Menurutnya, banyak atlet muda di Indonesia yang tidak dibimbing sesuai dengan standar kebutuhan perkembangan mereka. Program pembinaan sering kali bersifat sporadis, tidak konsisten, bahkan tanpa kurikulum yang jelas. Akibatnya, potensi besar yang dimiliki anak-anak Indonesia justru tidak berkembang secara maksimal.
“Banyak atlet yang berprestasi di usia muda justru kehilangan arah karena tidak adanya pembinaan berkelanjutan. Ini disebabkan oleh minimnya perhatian dan pendampingan yang seharusnya menjadi tanggung jawab negara,” tambahnya.
Lebih lanjut, Prof. Syahrial mengkritik minimnya peran nyata negara dalam mendukung pembinaan olahraga secara sistemik. Ia menyebut bahwa negara selama ini hanya muncul saat sudah ada prestasi yang diraih, namun tidak hadir dalam proses panjang pembentukan atlet dari bawah.
“Negara seharusnya tidak hanya menuntut hasil, tetapi juga harus berani berinvestasi dalam proses. Ini termasuk memberikan dukungan kebijakan, anggaran, serta pelatih yang kompeten sejak di level sekolah dasar,” tegasnya.
Tak hanya itu, Guru Besar Fakultas Ilmu Keolahragaan ini juga menyoroti penyelenggaraan ivent olahraga yang dilakukan di lingkungan sekolah dan Kementerian Pendidikan. Menurutnya, kegiatan semacam itu kerap hanya menjadi ajang seremonial tanpa pembinaan yang serius di baliknya.
“Apakah sekolah benar-benar melatih siswanya secara khusus sebelum diikutsertakan dalam lomba? Atau sekadar memilih siapa saja yang kelihatan berbakat, tanpa pendampingan?” tanyanya retoris.
Ia juga mengungkap fakta bahwa banyak pelajar yang juga berstatus sebagai atlet justru menghadapi kendala besar di sekolah mereka sendiri. Dukungan akademik yang lemah, minimnya pemahaman guru terhadap kebutuhan atlet pelajar, serta jadwal yang tidak fleksibel menjadi hambatan serius bagi perkembangan mereka.
“Ini ironi. Di satu sisi, kita ingin mencetak atlet berprestasi dari sekolah, tapi di sisi lain, sekolah belum mampu memberikan ruang yang memadai. Banyak atlet muda yang justru dikorbankan karena sistem pendidikan kita belum inklusif terhadap jalur prestasi olahraga,” papar Prof. Syahrial.
Melalui pernyataan terbuka ini, Prof. Syahrial mengajak semua pemangku kepentingan, mulai dari pemerintah pusat dan daerah, pengurus cabang olahraga, institusi pendidikan, hingga masyarakat umum, untuk duduk bersama dan membenahi sistem pembinaan olahraga sejak akar.

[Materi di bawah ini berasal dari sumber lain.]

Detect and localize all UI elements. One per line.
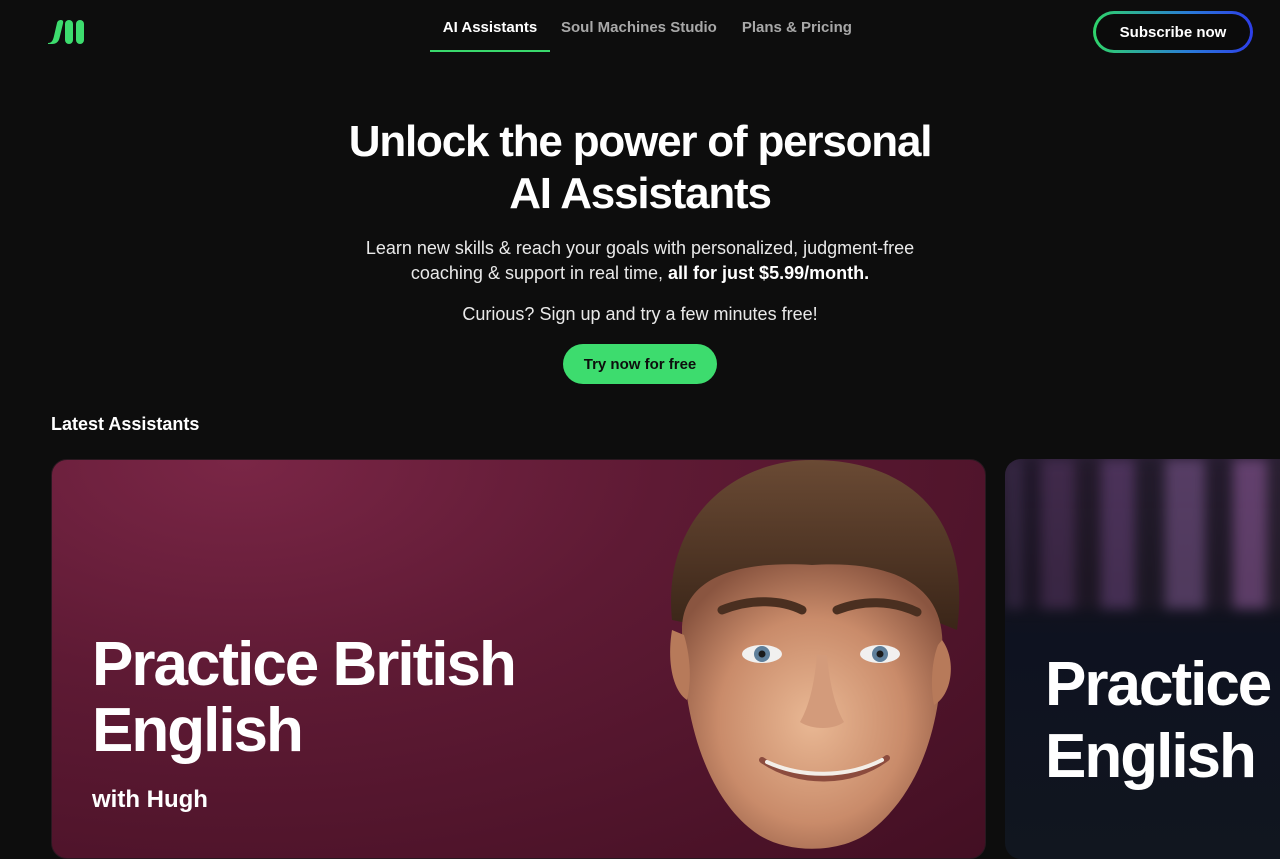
hero-title-line2: AI Assistants	[509, 169, 772, 218]
card-title-line1: Practice	[1045, 650, 1272, 719]
card-title-line2: English	[1045, 722, 1257, 791]
subscribe-button-label: Subscribe now	[1096, 14, 1250, 50]
top-navigation-bar: AI Assistants Soul Machines Studio Plans…	[0, 0, 1280, 64]
hero-subtitle-price: all for just $5.99/month.	[668, 263, 870, 283]
subscribe-button[interactable]: Subscribe now	[1093, 11, 1253, 53]
assistant-card-british-english[interactable]: Practice British English with Hugh	[51, 459, 986, 859]
latest-assistants-heading: Latest Assistants	[51, 414, 200, 434]
hero-subtitle: Learn new skills & reach your goals with…	[330, 236, 950, 286]
soul-machines-logo-icon[interactable]	[46, 19, 86, 45]
card-title-line1: Practice British	[92, 630, 517, 699]
card-assistant-name: with Hugh	[92, 786, 208, 813]
hero-title: Unlock the power of personal AI Assistan…	[290, 116, 990, 220]
nav-plans-pricing[interactable]: Plans & Pricing	[742, 0, 852, 54]
try-now-button[interactable]: Try now for free	[563, 344, 717, 384]
assistant-card-english[interactable]: Practice English	[1005, 459, 1280, 859]
nav-ai-assistants[interactable]: AI Assistants	[430, 0, 550, 54]
nav-soul-machines-studio[interactable]: Soul Machines Studio	[561, 0, 717, 54]
main-nav: AI Assistants Soul Machines Studio Plans…	[430, 0, 852, 54]
card-title: Practice British English	[92, 632, 612, 764]
hero-curious-text: Curious? Sign up and try a few minutes f…	[462, 304, 818, 324]
assistant-portrait-image	[670, 460, 960, 849]
hero-title-line1: Unlock the power of personal	[348, 117, 933, 166]
bookshelf-background-image	[1005, 459, 1280, 609]
card-title-line2: English	[92, 696, 304, 765]
card-title: Practice English	[1045, 649, 1272, 793]
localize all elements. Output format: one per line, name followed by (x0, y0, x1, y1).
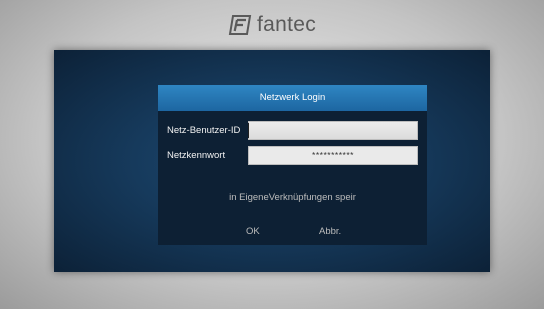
password-label: Netzkennwort (167, 150, 226, 161)
screen-stage: Netzwerk Login Netz-Benutzer-ID Netzkenn… (54, 50, 490, 272)
cancel-button[interactable]: Abbr. (319, 226, 341, 237)
password-row: Netzkennwort *********** (158, 146, 427, 165)
password-input[interactable]: *********** (248, 146, 418, 165)
user-id-input[interactable] (248, 121, 418, 140)
fantec-logo-icon (228, 15, 252, 35)
user-id-label: Netz-Benutzer-ID (167, 125, 241, 136)
ok-button[interactable]: OK (246, 226, 260, 237)
dialog-title: Netzwerk Login (158, 85, 427, 111)
brand-name: fantec (256, 13, 316, 36)
text-cursor (248, 123, 249, 138)
network-login-dialog: Netzwerk Login Netz-Benutzer-ID Netzkenn… (158, 85, 427, 245)
save-to-shortcuts-option[interactable]: in EigeneVerknüpfungen speir (158, 192, 427, 203)
user-id-row: Netz-Benutzer-ID (158, 121, 427, 140)
brand-logo: fantec (0, 10, 544, 40)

“Kalau kita benar-benar ingin melihat Indonesia berdiri sejajar di pentas dunia, maka kita harus serius membangun pondasi. Dan itu dimulai dari pembinaan usia dini yang terstruktur, terarah, dan berkelanjutan,” pungkasnya.
Pernyataan ini diharapkan menjadi momentum awal untuk evaluasi menyeluruh terhadap arah kebijakan olahraga nasional, demi melahirkan generasi atlet masa depan yang tidak hanya bertalenta, tetapi juga memiliki fondasi kuat untuk bersaing secara global.